Johannesburg, 02 May 2023
Shaylen Padayachee, marketing strategist at Ozow.
Shaylen Padayachee, marketing strategist at Ozow.

Financial experts tout open banking as the answer to the billions of rands lost in SA’s cash economy annually.

This was revealed last week during a media conference organised by local fintech firm Ozow, in Cape Town, where panellists discussed multiple ways of reaching SA’s unbanked and underbanked population, under the theme: “The future of open banking”.

Open banking, which makes it possible for customers to use their banking service in the context of other fintech services, was billed by panellists as revolutionary in helping to grow financial inclusion, while safeguarding huge amounts of cash that go missing in the economy annually.

They noted that in today’s digital economy, cash should no longer be king, but should rather be perceived as “the enemy” – as a result of the billions of rands in cash that are lost annually.

Referencing a Mastercard study, they pointed out that cash cost consumers around R23 billion, or 0.52% of GDP, in 2017, and the poorer communities carry a disproportionate share of these losses.

They noted the various factors contributing to this loss asthe cost of travelling to cash points, the time forgone to the inconvenience of using cash, the interest foregone by holding cash, the risk of loss or theft, ATM charges and branch costs, among others.

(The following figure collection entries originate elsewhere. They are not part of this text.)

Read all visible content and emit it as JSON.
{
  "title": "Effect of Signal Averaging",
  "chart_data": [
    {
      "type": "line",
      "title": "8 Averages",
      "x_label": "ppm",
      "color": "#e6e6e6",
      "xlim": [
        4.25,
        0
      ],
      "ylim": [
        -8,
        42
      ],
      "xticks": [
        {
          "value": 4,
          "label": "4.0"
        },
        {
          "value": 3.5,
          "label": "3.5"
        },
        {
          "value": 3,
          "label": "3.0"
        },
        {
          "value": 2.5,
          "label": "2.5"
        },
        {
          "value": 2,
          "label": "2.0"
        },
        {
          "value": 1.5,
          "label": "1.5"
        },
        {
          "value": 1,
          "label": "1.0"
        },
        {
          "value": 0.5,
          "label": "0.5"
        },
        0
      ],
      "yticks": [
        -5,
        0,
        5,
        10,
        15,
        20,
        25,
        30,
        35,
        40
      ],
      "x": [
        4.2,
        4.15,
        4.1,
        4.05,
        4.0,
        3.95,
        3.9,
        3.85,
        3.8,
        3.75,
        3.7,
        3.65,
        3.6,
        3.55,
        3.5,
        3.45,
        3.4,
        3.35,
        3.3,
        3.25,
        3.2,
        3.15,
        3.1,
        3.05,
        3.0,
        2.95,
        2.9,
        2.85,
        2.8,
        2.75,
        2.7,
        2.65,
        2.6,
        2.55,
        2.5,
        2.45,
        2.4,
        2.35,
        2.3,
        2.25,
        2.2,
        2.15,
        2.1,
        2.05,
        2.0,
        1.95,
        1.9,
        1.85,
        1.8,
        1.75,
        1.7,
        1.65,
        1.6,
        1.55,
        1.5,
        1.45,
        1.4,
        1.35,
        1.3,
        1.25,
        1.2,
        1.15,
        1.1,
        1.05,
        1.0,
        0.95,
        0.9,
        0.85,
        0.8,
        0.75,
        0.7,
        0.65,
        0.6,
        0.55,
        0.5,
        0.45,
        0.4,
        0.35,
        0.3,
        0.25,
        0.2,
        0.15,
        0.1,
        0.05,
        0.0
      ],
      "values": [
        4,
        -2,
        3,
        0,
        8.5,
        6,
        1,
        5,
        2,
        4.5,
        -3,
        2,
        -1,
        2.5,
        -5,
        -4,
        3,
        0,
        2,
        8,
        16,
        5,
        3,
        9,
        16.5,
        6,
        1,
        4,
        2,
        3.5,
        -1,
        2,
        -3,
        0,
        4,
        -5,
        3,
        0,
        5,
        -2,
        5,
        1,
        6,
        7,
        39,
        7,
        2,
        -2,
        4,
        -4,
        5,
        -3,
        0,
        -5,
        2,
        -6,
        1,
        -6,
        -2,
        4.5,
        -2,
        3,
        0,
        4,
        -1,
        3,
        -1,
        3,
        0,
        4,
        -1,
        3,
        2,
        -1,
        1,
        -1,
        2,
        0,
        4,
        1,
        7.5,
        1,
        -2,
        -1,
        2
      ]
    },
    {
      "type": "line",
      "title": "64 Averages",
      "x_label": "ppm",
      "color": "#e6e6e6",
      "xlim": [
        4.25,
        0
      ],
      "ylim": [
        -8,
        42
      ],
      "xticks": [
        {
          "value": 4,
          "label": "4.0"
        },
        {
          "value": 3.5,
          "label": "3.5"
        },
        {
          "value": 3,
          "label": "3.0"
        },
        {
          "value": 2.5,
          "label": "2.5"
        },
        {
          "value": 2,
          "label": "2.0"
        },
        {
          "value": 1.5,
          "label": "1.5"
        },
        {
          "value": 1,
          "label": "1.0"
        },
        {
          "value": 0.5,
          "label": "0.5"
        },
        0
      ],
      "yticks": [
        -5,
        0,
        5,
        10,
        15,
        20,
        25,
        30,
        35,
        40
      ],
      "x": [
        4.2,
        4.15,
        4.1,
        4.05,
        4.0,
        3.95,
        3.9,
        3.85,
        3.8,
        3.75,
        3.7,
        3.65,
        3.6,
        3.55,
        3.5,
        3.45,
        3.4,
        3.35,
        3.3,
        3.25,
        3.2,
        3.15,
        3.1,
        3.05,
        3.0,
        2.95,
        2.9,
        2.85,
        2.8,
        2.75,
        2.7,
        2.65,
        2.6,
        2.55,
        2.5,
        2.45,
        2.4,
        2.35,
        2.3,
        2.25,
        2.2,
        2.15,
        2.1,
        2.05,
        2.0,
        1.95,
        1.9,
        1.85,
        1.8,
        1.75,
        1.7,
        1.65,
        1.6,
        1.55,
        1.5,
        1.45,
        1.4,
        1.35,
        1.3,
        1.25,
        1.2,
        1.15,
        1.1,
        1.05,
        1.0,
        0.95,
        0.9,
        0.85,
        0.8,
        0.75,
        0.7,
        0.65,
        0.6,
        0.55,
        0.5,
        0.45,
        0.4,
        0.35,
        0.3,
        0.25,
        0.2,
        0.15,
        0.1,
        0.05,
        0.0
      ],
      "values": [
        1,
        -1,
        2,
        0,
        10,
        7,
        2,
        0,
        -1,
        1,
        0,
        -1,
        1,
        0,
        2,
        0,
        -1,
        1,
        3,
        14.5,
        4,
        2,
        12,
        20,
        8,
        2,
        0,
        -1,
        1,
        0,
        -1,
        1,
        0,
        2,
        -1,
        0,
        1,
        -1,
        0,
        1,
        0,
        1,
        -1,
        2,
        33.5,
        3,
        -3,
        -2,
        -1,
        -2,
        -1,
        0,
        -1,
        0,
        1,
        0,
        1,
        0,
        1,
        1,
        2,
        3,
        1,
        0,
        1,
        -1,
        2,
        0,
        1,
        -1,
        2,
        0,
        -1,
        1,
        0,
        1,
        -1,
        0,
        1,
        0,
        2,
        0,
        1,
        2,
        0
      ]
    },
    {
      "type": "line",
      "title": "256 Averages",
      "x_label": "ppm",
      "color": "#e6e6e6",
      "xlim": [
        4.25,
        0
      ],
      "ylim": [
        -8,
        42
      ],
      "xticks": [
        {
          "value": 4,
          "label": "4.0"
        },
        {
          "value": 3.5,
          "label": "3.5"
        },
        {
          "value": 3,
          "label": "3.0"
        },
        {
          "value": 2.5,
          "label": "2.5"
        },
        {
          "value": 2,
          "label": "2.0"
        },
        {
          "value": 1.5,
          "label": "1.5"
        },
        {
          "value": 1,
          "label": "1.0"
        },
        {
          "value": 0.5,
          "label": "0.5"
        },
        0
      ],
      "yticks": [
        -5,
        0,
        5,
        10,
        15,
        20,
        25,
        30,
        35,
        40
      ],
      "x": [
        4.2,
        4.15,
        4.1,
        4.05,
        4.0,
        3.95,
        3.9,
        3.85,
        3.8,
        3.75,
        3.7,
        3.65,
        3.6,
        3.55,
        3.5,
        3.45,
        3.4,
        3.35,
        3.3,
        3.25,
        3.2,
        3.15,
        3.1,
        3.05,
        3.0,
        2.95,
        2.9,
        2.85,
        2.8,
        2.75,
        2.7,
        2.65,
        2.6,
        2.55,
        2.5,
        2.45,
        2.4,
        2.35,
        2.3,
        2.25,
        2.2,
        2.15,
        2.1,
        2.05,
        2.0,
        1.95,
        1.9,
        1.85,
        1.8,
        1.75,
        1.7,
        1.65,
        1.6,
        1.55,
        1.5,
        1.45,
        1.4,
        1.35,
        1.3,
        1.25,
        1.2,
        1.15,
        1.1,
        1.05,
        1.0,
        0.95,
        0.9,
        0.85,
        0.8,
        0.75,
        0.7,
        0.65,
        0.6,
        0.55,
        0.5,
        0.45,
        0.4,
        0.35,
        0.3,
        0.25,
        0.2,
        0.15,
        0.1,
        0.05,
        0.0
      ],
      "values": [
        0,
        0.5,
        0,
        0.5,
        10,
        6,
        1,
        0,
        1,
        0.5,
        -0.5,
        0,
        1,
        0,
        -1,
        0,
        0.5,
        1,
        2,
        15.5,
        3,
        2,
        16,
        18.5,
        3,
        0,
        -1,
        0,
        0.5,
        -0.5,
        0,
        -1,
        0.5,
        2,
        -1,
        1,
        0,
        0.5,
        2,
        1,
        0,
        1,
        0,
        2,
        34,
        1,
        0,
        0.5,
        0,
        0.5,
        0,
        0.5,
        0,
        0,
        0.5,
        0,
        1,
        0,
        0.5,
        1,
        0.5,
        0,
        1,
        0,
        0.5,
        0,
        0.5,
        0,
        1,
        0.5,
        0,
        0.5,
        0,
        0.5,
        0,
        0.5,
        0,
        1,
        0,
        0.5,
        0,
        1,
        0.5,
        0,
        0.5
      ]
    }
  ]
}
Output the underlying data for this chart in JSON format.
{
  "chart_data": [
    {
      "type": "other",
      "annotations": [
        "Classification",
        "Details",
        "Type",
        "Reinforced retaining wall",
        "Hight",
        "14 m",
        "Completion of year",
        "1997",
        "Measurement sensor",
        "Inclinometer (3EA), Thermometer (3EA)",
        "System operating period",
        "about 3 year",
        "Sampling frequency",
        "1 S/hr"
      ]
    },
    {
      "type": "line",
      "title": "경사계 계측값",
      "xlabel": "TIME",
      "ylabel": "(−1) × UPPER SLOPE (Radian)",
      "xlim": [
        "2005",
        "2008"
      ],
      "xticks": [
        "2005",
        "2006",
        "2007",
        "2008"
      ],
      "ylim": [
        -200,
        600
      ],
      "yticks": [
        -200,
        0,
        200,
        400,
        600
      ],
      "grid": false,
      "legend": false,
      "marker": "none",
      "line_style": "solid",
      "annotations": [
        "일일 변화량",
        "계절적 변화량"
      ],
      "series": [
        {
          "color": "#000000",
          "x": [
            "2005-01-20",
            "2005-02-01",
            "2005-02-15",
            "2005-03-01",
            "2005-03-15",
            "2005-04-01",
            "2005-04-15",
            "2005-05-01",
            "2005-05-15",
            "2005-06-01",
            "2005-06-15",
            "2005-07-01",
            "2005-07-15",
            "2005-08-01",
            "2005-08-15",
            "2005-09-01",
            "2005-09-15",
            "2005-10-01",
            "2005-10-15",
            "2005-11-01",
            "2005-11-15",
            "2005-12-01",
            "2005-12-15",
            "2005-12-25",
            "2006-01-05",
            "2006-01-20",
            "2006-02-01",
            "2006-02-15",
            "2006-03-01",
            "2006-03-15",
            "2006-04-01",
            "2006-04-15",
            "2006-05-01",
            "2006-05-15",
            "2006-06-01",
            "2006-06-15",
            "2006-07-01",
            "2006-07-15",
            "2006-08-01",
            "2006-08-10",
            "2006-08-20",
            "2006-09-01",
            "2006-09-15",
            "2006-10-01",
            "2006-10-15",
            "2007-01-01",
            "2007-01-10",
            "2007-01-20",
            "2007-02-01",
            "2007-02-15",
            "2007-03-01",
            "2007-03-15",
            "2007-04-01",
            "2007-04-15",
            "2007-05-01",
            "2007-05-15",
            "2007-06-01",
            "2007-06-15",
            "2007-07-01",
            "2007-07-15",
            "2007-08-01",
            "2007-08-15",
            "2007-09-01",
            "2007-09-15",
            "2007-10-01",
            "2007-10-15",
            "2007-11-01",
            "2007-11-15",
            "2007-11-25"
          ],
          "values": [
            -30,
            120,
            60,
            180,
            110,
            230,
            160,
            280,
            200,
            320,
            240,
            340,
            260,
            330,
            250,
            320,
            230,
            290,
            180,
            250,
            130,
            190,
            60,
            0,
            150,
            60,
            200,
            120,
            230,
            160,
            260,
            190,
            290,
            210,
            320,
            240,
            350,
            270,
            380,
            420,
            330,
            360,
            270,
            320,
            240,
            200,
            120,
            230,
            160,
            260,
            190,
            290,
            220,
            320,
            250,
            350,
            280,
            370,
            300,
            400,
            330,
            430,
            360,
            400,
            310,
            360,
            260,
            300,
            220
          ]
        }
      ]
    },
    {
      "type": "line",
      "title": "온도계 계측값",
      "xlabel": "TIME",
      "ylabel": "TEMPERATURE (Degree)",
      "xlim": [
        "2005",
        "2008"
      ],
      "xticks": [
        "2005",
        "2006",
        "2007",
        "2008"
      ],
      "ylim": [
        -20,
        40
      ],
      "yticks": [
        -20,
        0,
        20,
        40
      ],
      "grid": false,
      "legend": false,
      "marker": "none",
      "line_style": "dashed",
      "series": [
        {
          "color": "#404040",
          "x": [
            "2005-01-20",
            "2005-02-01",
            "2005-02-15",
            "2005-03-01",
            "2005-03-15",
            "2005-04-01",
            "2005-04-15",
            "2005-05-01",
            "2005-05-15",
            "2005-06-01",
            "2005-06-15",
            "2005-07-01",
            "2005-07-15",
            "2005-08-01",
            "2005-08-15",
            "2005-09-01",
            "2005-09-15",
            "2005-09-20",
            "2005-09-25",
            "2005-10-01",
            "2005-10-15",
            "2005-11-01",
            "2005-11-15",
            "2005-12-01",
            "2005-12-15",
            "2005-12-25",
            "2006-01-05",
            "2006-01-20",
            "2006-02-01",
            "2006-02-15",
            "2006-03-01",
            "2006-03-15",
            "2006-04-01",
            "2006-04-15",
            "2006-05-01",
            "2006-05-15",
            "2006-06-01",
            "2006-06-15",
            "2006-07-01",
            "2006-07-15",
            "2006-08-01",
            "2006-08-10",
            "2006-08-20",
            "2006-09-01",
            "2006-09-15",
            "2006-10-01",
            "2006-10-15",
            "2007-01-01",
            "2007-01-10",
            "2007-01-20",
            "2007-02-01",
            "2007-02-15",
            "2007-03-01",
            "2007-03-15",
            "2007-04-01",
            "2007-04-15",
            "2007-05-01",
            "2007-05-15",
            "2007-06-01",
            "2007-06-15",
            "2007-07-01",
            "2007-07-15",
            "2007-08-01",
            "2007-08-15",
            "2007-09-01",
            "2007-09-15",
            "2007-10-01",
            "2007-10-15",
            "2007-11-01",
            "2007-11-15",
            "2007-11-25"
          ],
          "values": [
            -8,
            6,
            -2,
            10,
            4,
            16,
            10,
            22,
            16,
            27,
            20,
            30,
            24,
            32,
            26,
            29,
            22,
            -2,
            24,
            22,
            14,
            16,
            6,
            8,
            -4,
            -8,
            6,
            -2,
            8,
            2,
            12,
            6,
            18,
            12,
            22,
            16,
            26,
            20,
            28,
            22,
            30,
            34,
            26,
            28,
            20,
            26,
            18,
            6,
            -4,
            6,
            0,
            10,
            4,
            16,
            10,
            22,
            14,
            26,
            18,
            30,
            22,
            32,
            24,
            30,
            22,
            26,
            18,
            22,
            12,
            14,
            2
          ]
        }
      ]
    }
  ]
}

“The cost of cash to the economy is significant,” said Mpho Sadiki, head of real-time payments at automated payments clearing organisation BankServAfrica.

“To transact it, to secure it, transport it, import it and then you have to later destroy it. With all this, you are looking at in excess of R50 billion in annual losses. But being able to digitise a small percentage of cash means you start eating into a cost that the economy consumes today and further tap into other value areas, which open up further economic opportunities.”

Fintech companies have brought innovative open banking, API-based offerings to the financial sector, including alternative financial products and services to those provided by conventional financial institutions, he added.

These digital technologies have not only paved the way for innovative digital transactions, but have also given rise to new market entrants and solutions from other industries that are actively playing in and shaping the payments space.

“We must not ignore the fact that digitising the economy in itself opens up entrepreneurial opportunities beyond just merchants. It’s around ultimately building fintech businesses that orchestrate payments and the opportunities for further entrepreneurship, where we see new technology businesses that get built around the payment ecosystems. These businesses are designed to make transacting easier, convenient and more secure,” noted Sadiki.

According to Shaylen Padayachee, marketing strategist at Ozow, cash still accounts for nearly 40% of all transactions. This has serious consequences for the economy, he noted.

Although 80% of South Africans have a bank account, the majority of the population still conduct most transactions in cash. However, Padayachee believes this is steadily changing.

“Cash is a huge risk. Shoprite had 400 armed robberies during 2018. But the good thing is that multiple steps are being taken to bring more South Africans into the digital economy within the payment space, at a minimal cost that will be miniscule in comparison to cash transactions.

“The South African Reserve Bank's vision for 2025 is to create a more inclusive payment ecosystem, and part of that is making the cost incurred from digital transactions a lot cheaper,” concluded Padayachee.